The US has dropped the largest non-nuclear bomb it has ever used in combat in eastern Afghanistan on a series of caves used by the Islamic State of Iraq and the Levant (ISIL) group, according to the Pentagon.

The GBU-43 bomb was dropped on Thursday from a MC-130 aircraft in the Achin district of Nangarhar province, close to the border with Pakistan, said Adam Stump, a Pentagon spokesperson.

Also known as the “mother of all bombs”, the GBU-43 is a 9,797kg GPS-guided munition and was first tested in March 2003, just days before the start of the Iraq war.

The US Central Command (CENTCOM) said the strike was designed to minimise the risk to Afghan and US forces conducting clearing operations in the area.

But the ultra-heavy explosive – equal to 11 tonnes of TNT with a blast radius of 1.6km on each side – could potentially cause many civilian casualties.

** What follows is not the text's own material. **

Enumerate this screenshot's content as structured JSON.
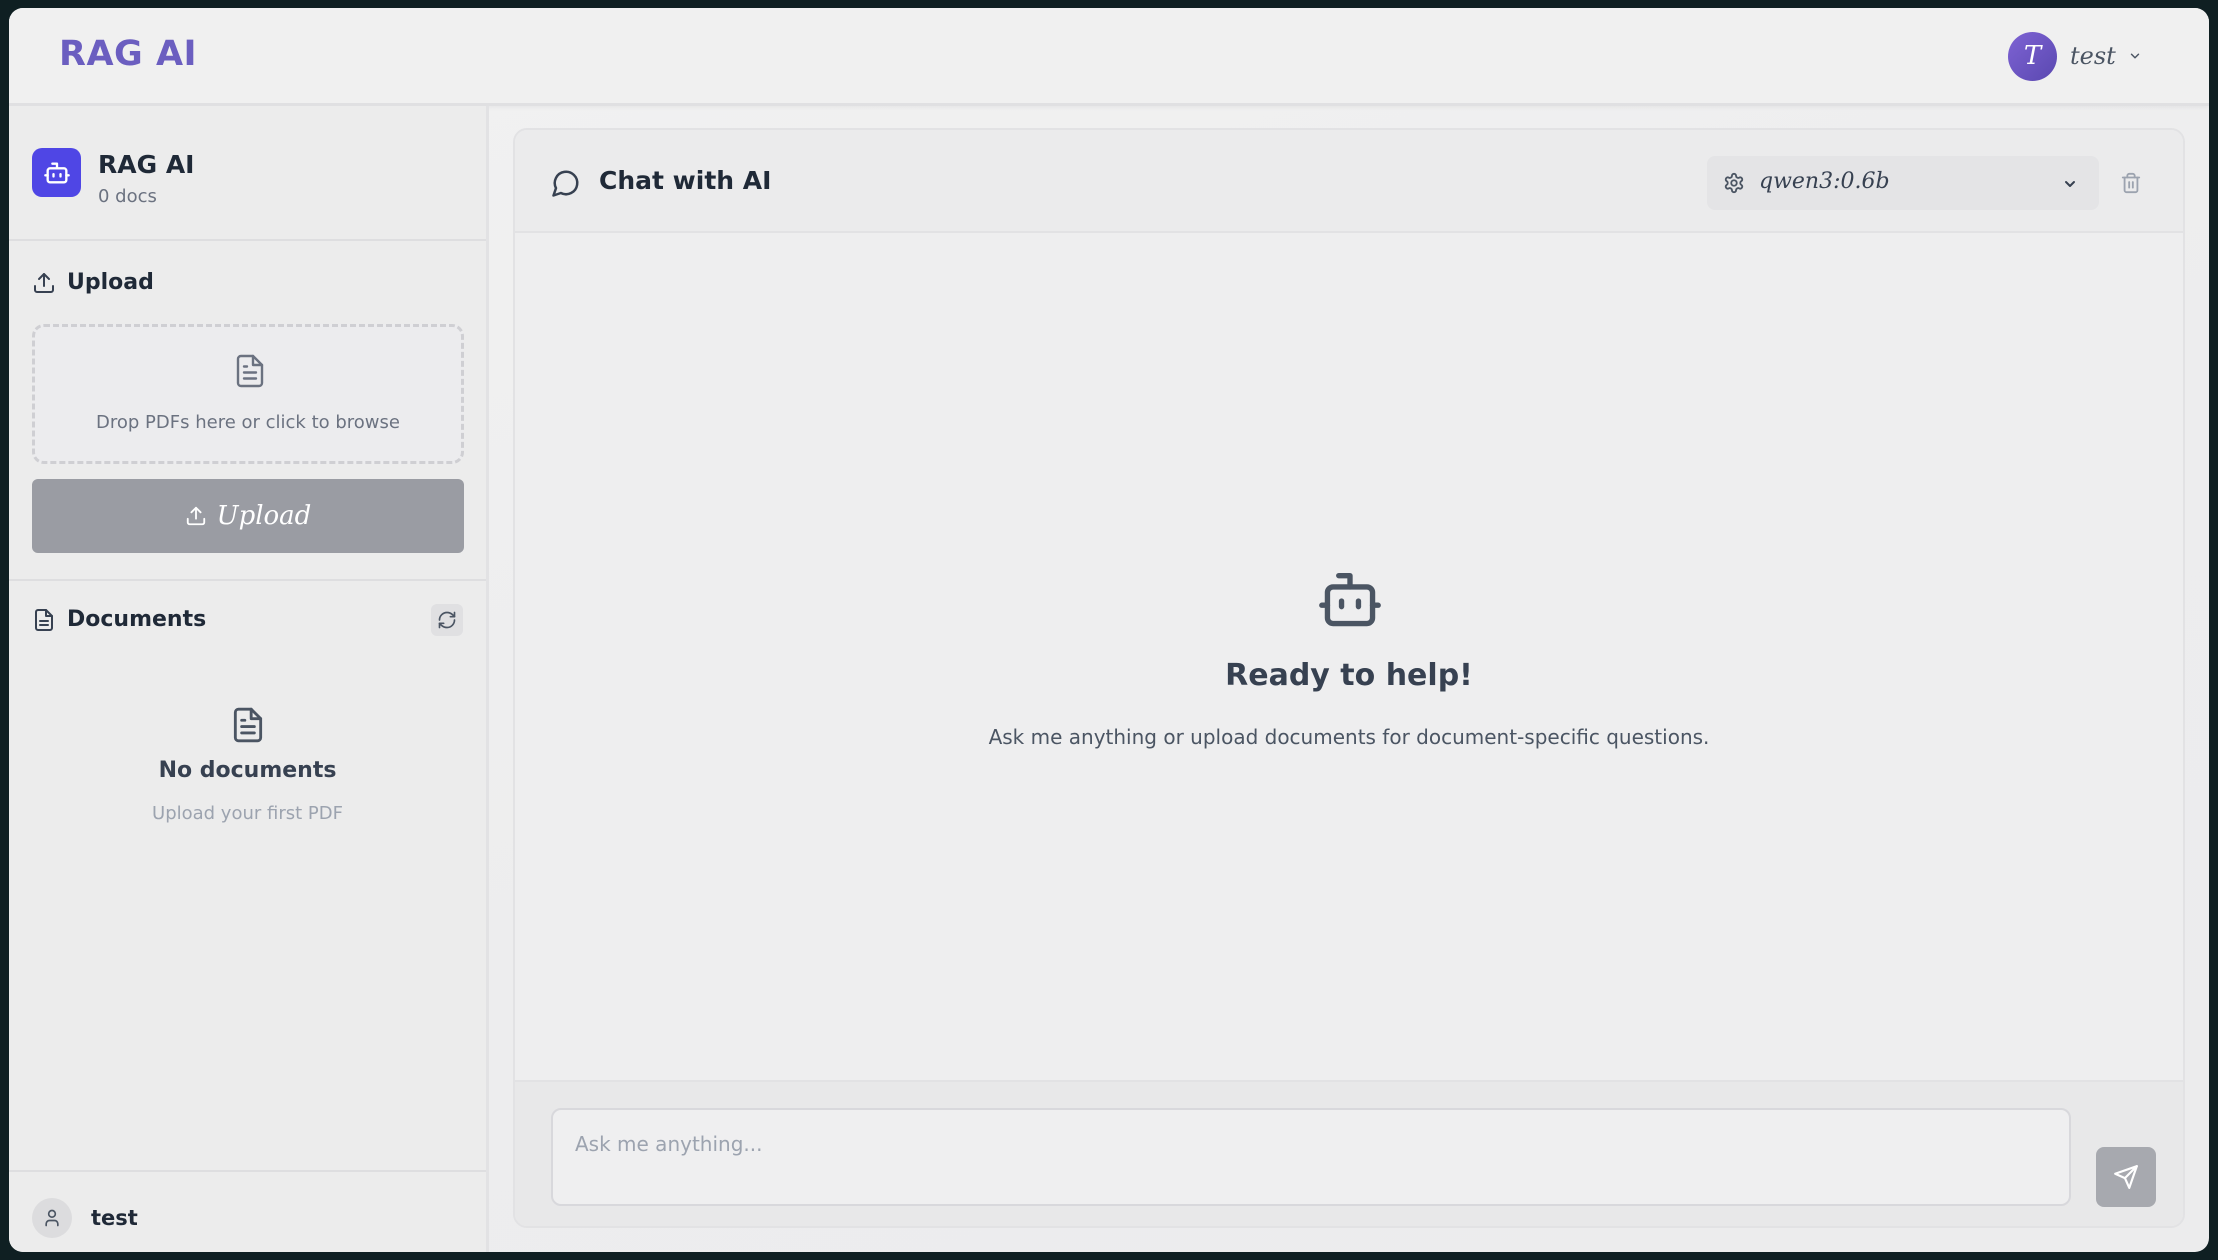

The non-nuclear bomb killed at least 36 fighters and destroyed a deep tunnel complex of ISIL, Afghan officials said on Friday, ruling out any civilian casualties.

“As a result of the bombing, key Daesh [ISIL] hideouts and deep tunnel complex were destroyed and 36 IS fighters were killed,” the defence ministry said of the strike.

The bomb landed in the Momand Dara area of Achin district, according to Esmail Shinwari, the local governor.